Actionable Steps for Civil Society
- Monitor credit allocations – NGOs can request quarterly reports from the Central Bank of Nigeria to track financing trends.
- Advocate for food‑security dashboards – Push for a publicly accessible platform that combines credit data, crop forecasts, and nutrition surveys.
- Engage youth movements – Leverage the momentum of groups like the ADC youth to demand accountability from both opposition and ruling parties.
The Role of Media in Shaping Perception
Credible outlets such as Reuters have highlighted the paradox of a growing private‑sector credit pool alongside a shrinking manufacturing credit line. Their investigative pieces underscore how selective reporting can amplify either optimism or alarm. Balanced journalism should therefore:
- Present both macro‑economic figures and ground‑level testimonies from farmers, traders, and families.
- Contextualize credit trends within broader policy frameworks, including subsidies, import tariffs, and exchange‑rate stability.
- Provide comparative analyses with other African economies facing similar credit‑food security dynamics.

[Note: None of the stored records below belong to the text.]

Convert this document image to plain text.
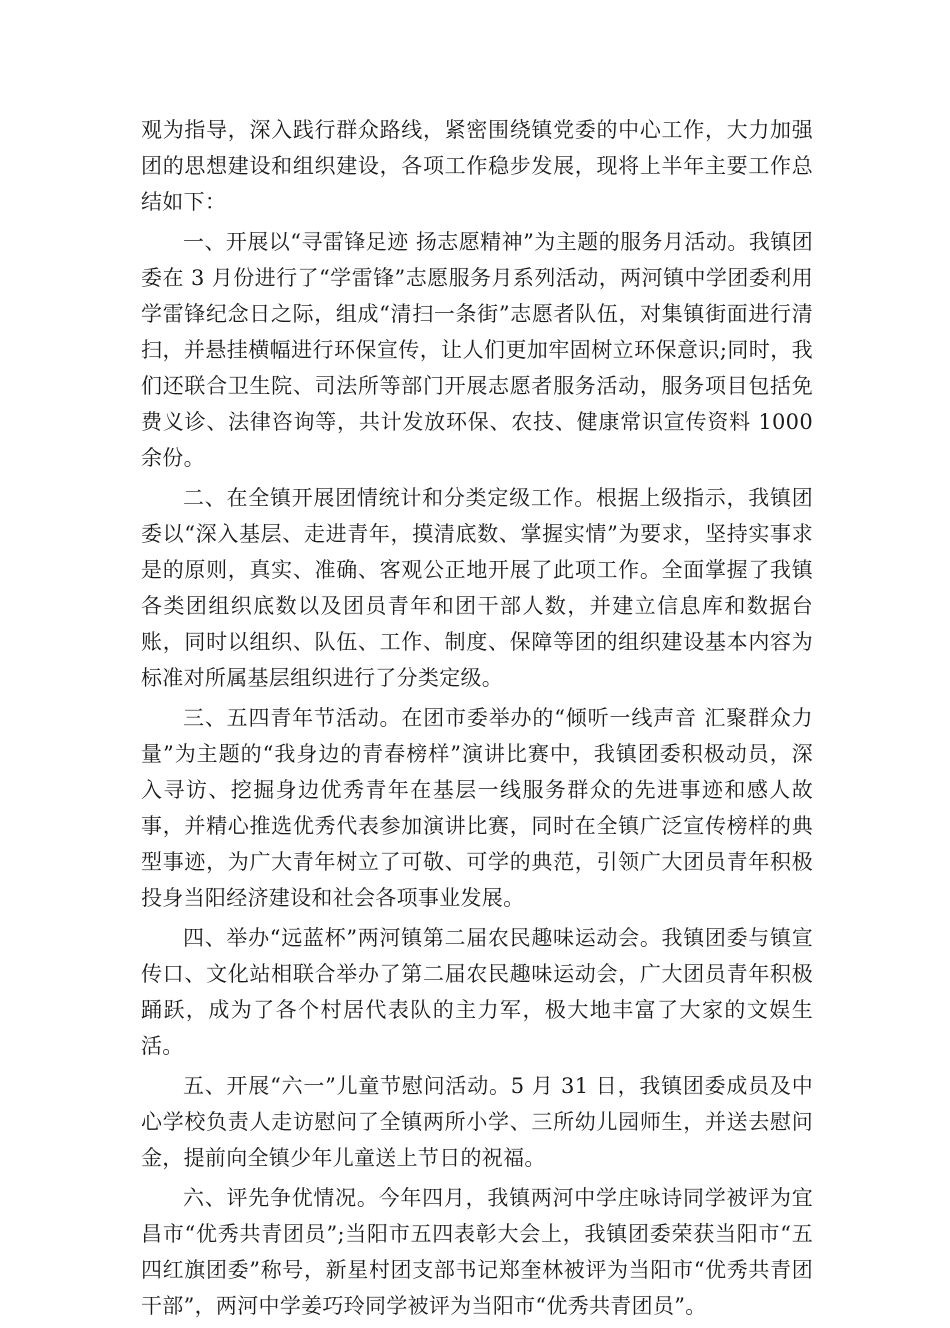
观为指导，深入践行群众路线，紧密围绕镇党委的中心工作，大力加强团的思想建设和组织建设，各项工作稳步发展，现将上半年主要工作总结如下：

一、开展以“寻雷锋足迹 扬志愿精神”为主题的服务月活动。我镇团委在 3 月份进行了“学雷锋”志愿服务月系列活动，两河镇中学团委利用学雷锋纪念日之际，组成“清扫一条街”志愿者队伍，对集镇街面进行清扫，并悬挂横幅进行环保宣传，让人们更加牢固树立环保意识;同时，我们还联合卫生院、司法所等部门开展志愿者服务活动，服务项目包括免费义诊、法律咨询等，共计发放环保、农技、健康常识宣传资料 1000 余份。

二、在全镇开展团情统计和分类定级工作。根据上级指示，我镇团委以“深入基层、走进青年，摸清底数、掌握实情”为要求，坚持实事求是的原则，真实、准确、客观公正地开展了此项工作。全面掌握了我镇各类团组织底数以及团员青年和团干部人数，并建立信息库和数据台账，同时以组织、队伍、工作、制度、保障等团的组织建设基本内容为标准对所属基层组织进行了分类定级。

三、五四青年节活动。在团市委举办的“倾听一线声音 汇聚群众力量”为主题的“我身边的青春榜样”演讲比赛中，我镇团委积极动员，深入寻访、挖掘身边优秀青年在基层一线服务群众的先进事迹和感人故事，并精心推选优秀代表参加演讲比赛，同时在全镇广泛宣传榜样的典型事迹，为广大青年树立了可敬、可学的典范，引领广大团员青年积极投身当阳经济建设和社会各项事业发展。

四、举办“远蓝杯”两河镇第二届农民趣味运动会。我镇团委与镇宣传口、文化站相联合举办了第二届农民趣味运动会，广大团员青年积极踊跃，成为了各个村居代表队的主力军，极大地丰富了大家的文娱生活。

五、开展“六一”儿童节慰问活动。5 月 31 日，我镇团委成员及中心学校负责人走访慰问了全镇两所小学、三所幼儿园师生，并送去慰问金，提前向全镇少年儿童送上节日的祝福。

六、评先争优情况。今年四月，我镇两河中学庄咏诗同学被评为宜昌市“优秀共青团员”;当阳市五四表彰大会上，我镇团委荣获当阳市“五四红旗团委”称号，新星村团支部书记郑奎林被评为当阳市“优秀共青团干部”，两河中学姜巧玲同学被评为当阳市“优秀共青团员”。
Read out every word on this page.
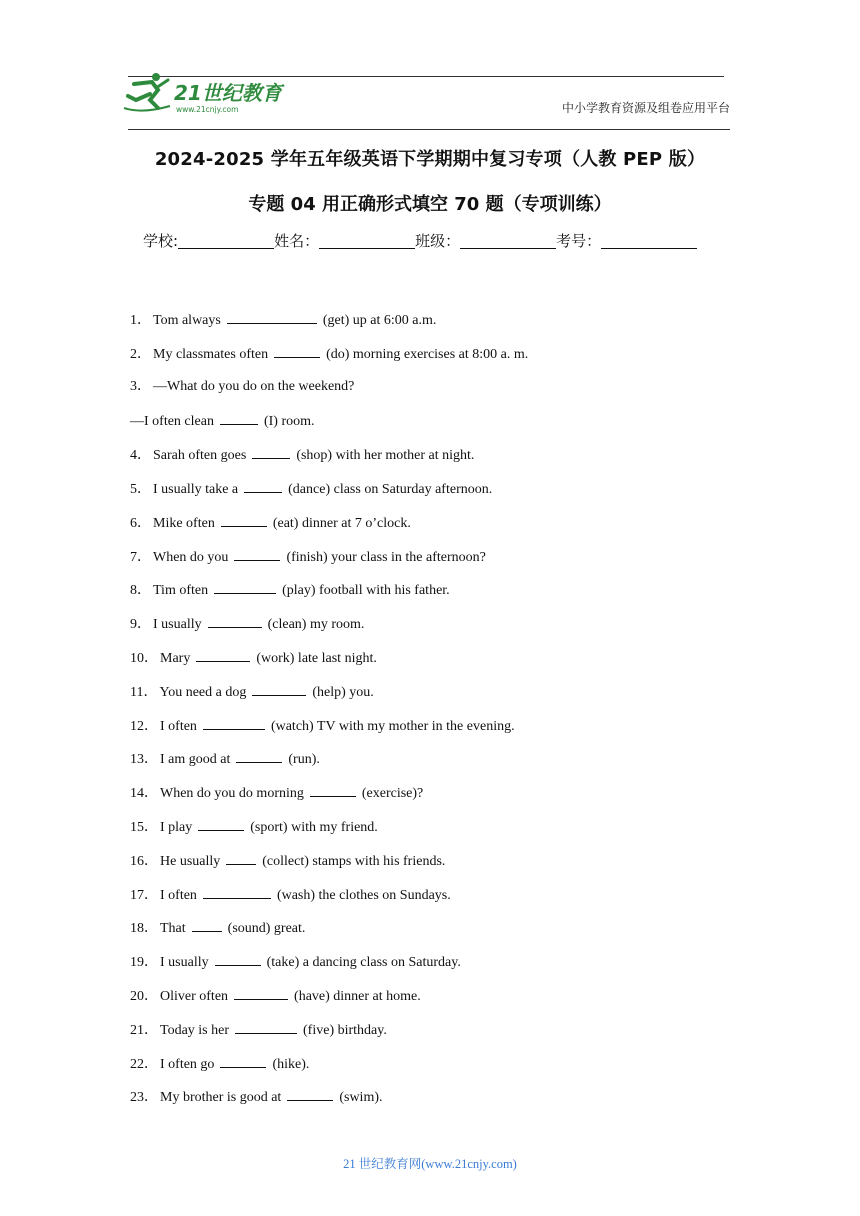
21世纪教育
www.21cnjy.com	中小学教育资源及组卷应用平台
2024-2025 学年五年级英语下学期期中复习专项（人教 PEP 版）
专题 04 用正确形式填空 70 题（专项训练）
学校:	姓名：	班级：	考号：
1． Tom always	(get) up at 6:00 a.m.
2． My classmates often	(do) morning exercises at 8:00 a. m.
3． —What do you do on the weekend?
—I often clean	(I) room.
4． Sarah often goes	(shop) with her mother at night.
5． I usually take a	(dance) class on Saturday afternoon.
6． Mike often	(eat) dinner at 7 o’clock.
7． When do you	(finish) your class in the afternoon?
8． Tim often	(play) football with his father.
9． I usually	(clean) my room.
10． Mary	(work) late last night.
11． You need a dog	(help) you.
12． I often	(watch) TV with my mother in the evening.
13． I am good at	(run).
14． When do you do morning	(exercise)?
15． I play	(sport) with my friend.
16． He usually	(collect) stamps with his friends.
17． I often	(wash) the clothes on Sundays.
18． That	(sound) great.
19． I usually	(take) a dancing class on Saturday.
20． Oliver often	(have) dinner at home.
21． Today is her	(five) birthday.
22． I often go	(hike).
23． My brother is good at	(swim).
21 世纪教育网(www.21cnjy.com)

Connecting the Dots: Why the Narrative Matters
When a prominent politician claims there is “no hunger,” the statement carries weight beyond rhetoric—it can influence donor confidence, affect loan disbursements, and shape voter sentiment. Yet, the credit statistics tell a more nuanced story: while the private sector enjoys modest growth, manufacturing—crucial for food processing—faces a severe credit crunch. This divergence suggests that any assessment of hunger must account for both financial access and sector‑specific realities.
Looking Ahead
The next fiscal year will be decisive. If credit to manufacturers stabilizes, we could see a resurgence in local food production, offering a tangible counter‑argument to Onanuga’s dismissal of hunger concerns. Conversely, if the trend continues, food scarcity may deepen, reinforcing the opposition’s claim that the government is out of touch.
Continued vigilance from electoral watchdogs, diligent reporting from independent media, and proactive policy adjustments will determine whether Nigeria can reconcile its credit landscape with the lived experiences of its citizens.